Amazon Interview Question
SDE-2sCountry: India
C[i] = A[i] - B[i].??
This won't work. The contiguous subarray sum of A and B might be equal, but C[i] need not be zero. Consider the case:
A = 0101
B = 1010
Then C would be -11-11. C is not zero here, but you still have got a subarrays in A and B whose sums are equal
I think the solution might be correct as we have to look at subarray in C whose sum is zero not just C....so if we see C={-11-11} the sum is zero for i=0,j=3
So its basically we are finding i & j where we have equal no of 0`s or 1`s:
Case 1: i=0, j = 0
Sum[A(i,j)] = 0, Sum[B(i,j)] = 1, j-i=0 -> (invalid case as sum A(i,j) not equal to sum B(i,j))
Case 2: i=0, j = 1
Sum[A(i,j)] = 1, Sum[B(i,j)] = 1, j-i=1
Case 3: i=0, j = 2
Sum[A(i,j)] = 1, Sum[B(i,j)] = 2, j-i=2 -> (invalid case as sum A(i,j) not equal to sum B(i,j))
Case 4: i=0, j = 3
Sum[A(i,j)] = 2, Sum[B(i,j)] = 2, j-i=3
Among the valid cases if you see i=0, j=3 is the indices which satisfies both the given conditions and you you have the same from finding the longest sub array from C[i]=A[i]-B[i]
Lets consider another example:
[i] 0 1 2 3 4 5 6 7 8 9 10
A=[ 0 1 0 0 0 1 0 0 1 0 0]
B=[ 1 0 1 1 1 0 1 1 0 1 0]
C=[-1 1 -1 -1 -1 1 -1 -1 1 -1 0]
So the longest sub-array in C whose sum is zero => i = 5 & j = 8
Sum[A(5,8)] = 2, j-i = 3
Sum[B(5,8)] = 2, j-i = 3
One more:
A=[001000100]
B=[000001000] -> i=3, j= 8
Thanks Anonymous for this solution, let me see if I come up with any negative test case to fail you algorithm.
@Sai
Haa! That's brute-force with time complexity O(N^2). Your algorithm will hardly terminate with large inputs.
@Iret,Aam.ok.Udohc
I am not sure its O(N^2).
"This is same as finding the longest subarray with sum zero in the array C[i] = A[i] - B[i]. Prefix sums + hashtable should give it." this looks to me O(n).

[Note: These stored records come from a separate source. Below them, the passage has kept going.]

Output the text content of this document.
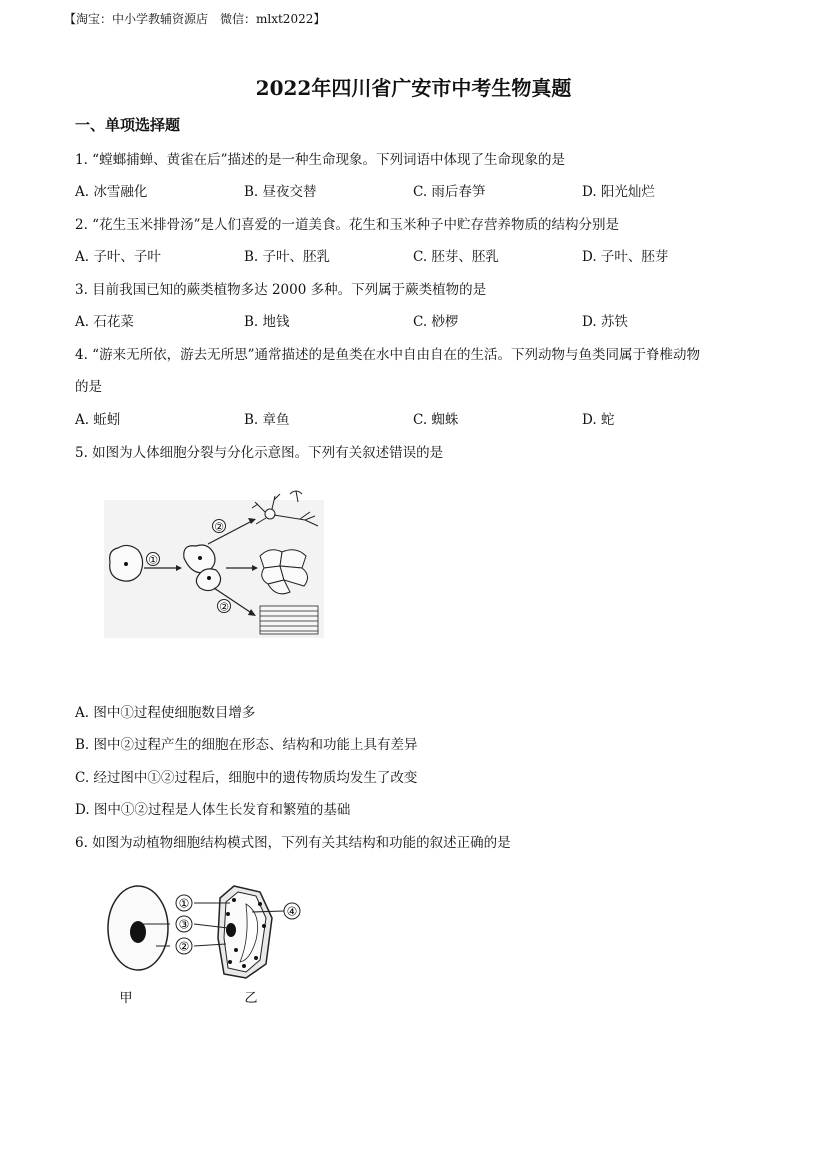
【淘宝：中小学教辅资源店　微信：mlxt2022】
2022年四川省广安市中考生物真题
一、单项选择题
1. “螳螂捕蝉、黄雀在后”描述的是一种生命现象。下列词语中体现了生命现象的是
A. 冰雪融化	B. 昼夜交替	C. 雨后春笋	D. 阳光灿烂
2. “花生玉米排骨汤”是人们喜爱的一道美食。花生和玉米种子中贮存营养物质的结构分别是
A. 子叶、子叶	B. 子叶、胚乳	C. 胚芽、胚乳	D. 子叶、胚芽
3. 目前我国已知的蕨类植物多达 2000 多种。下列属于蕨类植物的是
A. 石花菜	B. 地钱	C. 桫椤	D. 苏铁
4. “游来无所依，游去无所思”通常描述的是鱼类在水中自由自在的生活。下列动物与鱼类同属于脊椎动物
的是
A. 蚯蚓	B. 章鱼	C. 蜘蛛	D. 蛇
5. 如图为人体细胞分裂与分化示意图。下列有关叙述错误的是
①
②
②
A. 图中①过程使细胞数目增多
B. 图中②过程产生的细胞在形态、结构和功能上具有差异
C. 经过图中①②过程后，细胞中的遗传物质均发生了改变
D. 图中①②过程是人体生长发育和繁殖的基础
6. 如图为动植物细胞结构模式图，下列有关其结构和功能的叙述正确的是
①
③
②
④
甲	乙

Please explain how you see it as O(N^2)
@elaas.eyitoohc.
Once you have computed the C array by doing A[i] - B[j], What will be your algorithm to identify i and j such that (j-i) is largest and C[i] + C[i+1]...+C[j] = 0? If you try out all the possible combinations of i and j such that 0<=i<n and 0<=j<n, then your algorithm will be of complexity O(n^2).
Hope you understand it at least now. BTW, you are a gifted "ayitoohc"
I think it should be C[i] = C[i-1] + A[i] - B[i],
Then start scanning C from both sides for a 0, which will give us (i,j)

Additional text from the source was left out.